Step 1Combine the crumbled cookie, butter, brown sugar and salt in a food processor and pulse until evenly combined and blended (a little of the mixture clumped between your fingers should hold together). Divide the crust between 2 (10-inch) pie tins. Press the crust into each shell to form a thin, even layer along the bottom and sides of the tins. Set the prepared crusts aside while you prepare the filling.


  • 1 1/2 cups (10 1/2 ounces) sugar
  • 3/4 cup plus a scant 3 tablespoons (7 ounces) light brown sugar
  • 1/4 teaspoon salt
  • 1/3 cup plus 1 teaspoon ( 3/4 ounce) milk powder
  • 1 cup (2 sticks) butter, melted
  • 3/4 cup plus a scant 2 tablespoons heavy cream
  • 1 teaspoon vanilla extract
  • 8 egg yolks
  • 2 prepared crusts
  • Powdered sugar, garnish

Step 1Heat the oven to 350 degrees.

Step 2In a large bowl, whisk together the sugar, brown sugar, salt and milk powder. Whisk in the melted butter, then whisk in the heavy cream and vanilla.

Step 3Gently whisk in the egg yolks, being careful not to add too much air.

Step 4Divide the filling evenly between the 2 prepared pie shells.

Step 5Bake the pies, one at a time, for 15 minutes, then reduce the heat to 325 degrees and bake until the filling is slightly jiggly and golden brown (similar to a pecan pie), about 10 minutes.
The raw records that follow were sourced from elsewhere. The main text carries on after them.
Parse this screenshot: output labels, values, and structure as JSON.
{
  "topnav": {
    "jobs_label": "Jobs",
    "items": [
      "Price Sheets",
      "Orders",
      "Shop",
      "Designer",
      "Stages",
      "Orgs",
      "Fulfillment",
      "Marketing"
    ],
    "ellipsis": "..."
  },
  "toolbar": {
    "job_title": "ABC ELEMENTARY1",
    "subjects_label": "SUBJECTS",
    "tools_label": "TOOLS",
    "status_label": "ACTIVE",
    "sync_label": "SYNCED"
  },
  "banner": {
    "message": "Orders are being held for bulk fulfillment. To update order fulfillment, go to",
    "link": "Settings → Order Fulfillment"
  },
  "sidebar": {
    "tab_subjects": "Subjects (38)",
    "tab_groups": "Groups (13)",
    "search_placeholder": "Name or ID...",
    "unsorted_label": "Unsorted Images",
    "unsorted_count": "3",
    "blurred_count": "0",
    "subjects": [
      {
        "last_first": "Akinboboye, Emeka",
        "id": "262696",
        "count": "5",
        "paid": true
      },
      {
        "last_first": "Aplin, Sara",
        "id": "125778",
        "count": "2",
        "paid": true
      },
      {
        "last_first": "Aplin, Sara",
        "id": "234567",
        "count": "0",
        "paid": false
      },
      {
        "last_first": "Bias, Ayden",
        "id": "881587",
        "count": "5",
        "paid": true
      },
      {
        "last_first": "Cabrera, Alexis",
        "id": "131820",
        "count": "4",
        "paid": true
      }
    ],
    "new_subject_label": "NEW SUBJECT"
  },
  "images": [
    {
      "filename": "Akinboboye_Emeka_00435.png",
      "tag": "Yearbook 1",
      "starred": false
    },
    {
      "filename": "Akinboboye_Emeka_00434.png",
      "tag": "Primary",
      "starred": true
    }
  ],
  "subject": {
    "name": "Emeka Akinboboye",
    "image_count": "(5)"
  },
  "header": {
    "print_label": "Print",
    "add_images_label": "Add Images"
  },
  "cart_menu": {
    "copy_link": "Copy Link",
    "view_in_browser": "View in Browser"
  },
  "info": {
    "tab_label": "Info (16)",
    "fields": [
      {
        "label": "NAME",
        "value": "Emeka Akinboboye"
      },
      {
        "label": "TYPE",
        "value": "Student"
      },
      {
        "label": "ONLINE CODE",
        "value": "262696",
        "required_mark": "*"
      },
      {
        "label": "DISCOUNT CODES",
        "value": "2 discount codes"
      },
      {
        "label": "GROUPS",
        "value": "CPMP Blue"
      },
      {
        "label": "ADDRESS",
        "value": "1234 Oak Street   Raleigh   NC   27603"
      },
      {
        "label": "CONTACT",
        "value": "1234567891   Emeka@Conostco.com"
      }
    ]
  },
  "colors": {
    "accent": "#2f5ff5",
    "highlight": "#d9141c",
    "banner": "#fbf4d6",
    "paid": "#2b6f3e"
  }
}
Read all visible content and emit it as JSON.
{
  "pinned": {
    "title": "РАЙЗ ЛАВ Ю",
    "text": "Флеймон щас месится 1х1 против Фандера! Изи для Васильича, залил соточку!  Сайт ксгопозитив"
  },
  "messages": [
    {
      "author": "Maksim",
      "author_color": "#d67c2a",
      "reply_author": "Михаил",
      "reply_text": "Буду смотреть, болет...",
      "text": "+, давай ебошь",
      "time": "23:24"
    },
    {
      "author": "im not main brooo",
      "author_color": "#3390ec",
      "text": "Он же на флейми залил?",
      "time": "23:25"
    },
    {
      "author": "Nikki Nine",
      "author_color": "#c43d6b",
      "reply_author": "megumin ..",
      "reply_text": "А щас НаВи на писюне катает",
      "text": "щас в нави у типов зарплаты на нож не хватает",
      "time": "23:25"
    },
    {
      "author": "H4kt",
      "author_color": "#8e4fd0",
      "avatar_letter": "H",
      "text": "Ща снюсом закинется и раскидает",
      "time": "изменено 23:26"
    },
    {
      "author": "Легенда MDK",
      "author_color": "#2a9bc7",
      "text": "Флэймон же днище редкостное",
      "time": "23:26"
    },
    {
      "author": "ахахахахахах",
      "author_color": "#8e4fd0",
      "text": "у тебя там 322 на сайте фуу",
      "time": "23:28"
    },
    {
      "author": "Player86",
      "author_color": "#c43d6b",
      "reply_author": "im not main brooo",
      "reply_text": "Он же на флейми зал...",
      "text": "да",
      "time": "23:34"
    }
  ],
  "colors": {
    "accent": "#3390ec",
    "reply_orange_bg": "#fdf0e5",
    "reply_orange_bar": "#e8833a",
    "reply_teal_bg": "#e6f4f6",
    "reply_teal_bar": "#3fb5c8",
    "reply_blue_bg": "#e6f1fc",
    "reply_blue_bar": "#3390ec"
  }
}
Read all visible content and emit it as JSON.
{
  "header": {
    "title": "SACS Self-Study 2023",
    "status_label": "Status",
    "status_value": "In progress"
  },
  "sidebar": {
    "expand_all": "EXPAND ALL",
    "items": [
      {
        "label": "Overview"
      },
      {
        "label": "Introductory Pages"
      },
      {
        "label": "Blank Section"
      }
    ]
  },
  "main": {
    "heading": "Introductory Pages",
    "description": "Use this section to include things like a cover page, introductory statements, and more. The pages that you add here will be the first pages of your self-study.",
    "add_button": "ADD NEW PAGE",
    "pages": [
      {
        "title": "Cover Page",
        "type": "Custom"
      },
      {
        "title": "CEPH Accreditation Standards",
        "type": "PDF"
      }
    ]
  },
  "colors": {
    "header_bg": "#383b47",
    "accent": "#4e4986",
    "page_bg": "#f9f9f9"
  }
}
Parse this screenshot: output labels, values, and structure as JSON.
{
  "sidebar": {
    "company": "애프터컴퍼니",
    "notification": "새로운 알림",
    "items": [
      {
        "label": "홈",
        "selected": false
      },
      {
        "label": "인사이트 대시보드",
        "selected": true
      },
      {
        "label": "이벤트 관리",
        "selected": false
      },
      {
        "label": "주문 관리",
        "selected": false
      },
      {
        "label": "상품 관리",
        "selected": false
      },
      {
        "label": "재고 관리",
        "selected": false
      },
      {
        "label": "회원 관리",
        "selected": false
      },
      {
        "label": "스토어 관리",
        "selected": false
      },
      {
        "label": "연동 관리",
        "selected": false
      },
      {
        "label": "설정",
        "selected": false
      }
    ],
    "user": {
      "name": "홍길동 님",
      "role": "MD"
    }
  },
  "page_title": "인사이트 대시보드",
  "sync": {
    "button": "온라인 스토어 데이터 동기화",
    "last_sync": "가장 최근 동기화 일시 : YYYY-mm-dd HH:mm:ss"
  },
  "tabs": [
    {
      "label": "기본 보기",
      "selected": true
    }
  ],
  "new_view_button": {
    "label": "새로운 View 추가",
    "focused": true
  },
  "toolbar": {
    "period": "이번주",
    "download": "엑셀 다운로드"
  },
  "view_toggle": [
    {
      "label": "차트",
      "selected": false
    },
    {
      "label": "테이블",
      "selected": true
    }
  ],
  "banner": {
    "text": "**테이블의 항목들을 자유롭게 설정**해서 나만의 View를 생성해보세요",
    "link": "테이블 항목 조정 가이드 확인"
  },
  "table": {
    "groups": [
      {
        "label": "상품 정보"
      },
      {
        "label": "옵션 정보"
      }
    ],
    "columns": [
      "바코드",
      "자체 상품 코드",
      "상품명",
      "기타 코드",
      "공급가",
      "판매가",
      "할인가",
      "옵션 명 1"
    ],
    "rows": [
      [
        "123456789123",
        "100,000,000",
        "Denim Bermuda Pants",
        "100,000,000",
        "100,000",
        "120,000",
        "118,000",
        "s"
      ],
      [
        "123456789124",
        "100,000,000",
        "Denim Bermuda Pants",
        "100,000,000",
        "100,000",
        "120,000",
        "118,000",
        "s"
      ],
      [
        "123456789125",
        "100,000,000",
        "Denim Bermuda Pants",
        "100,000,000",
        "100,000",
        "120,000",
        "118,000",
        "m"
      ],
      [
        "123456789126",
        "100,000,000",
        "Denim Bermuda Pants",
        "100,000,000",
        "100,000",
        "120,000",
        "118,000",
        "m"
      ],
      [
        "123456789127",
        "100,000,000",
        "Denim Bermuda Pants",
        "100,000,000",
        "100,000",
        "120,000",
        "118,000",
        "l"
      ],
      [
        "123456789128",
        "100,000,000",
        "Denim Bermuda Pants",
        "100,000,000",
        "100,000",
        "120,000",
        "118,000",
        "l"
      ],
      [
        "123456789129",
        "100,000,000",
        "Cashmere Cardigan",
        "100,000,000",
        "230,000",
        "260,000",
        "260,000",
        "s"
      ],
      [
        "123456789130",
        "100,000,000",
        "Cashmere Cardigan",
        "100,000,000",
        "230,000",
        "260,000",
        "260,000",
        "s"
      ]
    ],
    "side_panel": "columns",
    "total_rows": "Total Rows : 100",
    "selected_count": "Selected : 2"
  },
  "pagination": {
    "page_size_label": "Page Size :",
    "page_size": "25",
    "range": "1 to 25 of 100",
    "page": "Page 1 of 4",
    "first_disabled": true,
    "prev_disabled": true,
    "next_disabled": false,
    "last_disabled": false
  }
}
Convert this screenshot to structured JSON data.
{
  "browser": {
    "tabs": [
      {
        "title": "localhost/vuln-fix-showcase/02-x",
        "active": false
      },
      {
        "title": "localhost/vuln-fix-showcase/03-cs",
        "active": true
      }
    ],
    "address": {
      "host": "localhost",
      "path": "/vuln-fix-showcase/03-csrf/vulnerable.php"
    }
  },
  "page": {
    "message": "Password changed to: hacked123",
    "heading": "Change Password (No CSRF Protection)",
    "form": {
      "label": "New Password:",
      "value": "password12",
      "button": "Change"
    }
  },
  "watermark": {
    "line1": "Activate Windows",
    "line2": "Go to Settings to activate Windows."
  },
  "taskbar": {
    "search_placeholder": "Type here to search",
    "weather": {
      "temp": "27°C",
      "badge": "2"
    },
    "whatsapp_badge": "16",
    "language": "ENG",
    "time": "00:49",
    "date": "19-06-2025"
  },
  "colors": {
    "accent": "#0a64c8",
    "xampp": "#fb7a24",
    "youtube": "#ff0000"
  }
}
Remove the pies and cool on a rack.

Step 6Refrigerate the cooled pies until well chilled. The pies are meant to be served cold, and the filling will be gooey. Dust with powdered sugar before serving.

Note: Adapted from Momofuku. This pie calls for 2 (10-inch) pie tins. You can substitute 9-inch pie tins, but note that the pies will require additional baking time, about 5 minutes, due to the increased thickness of the filling.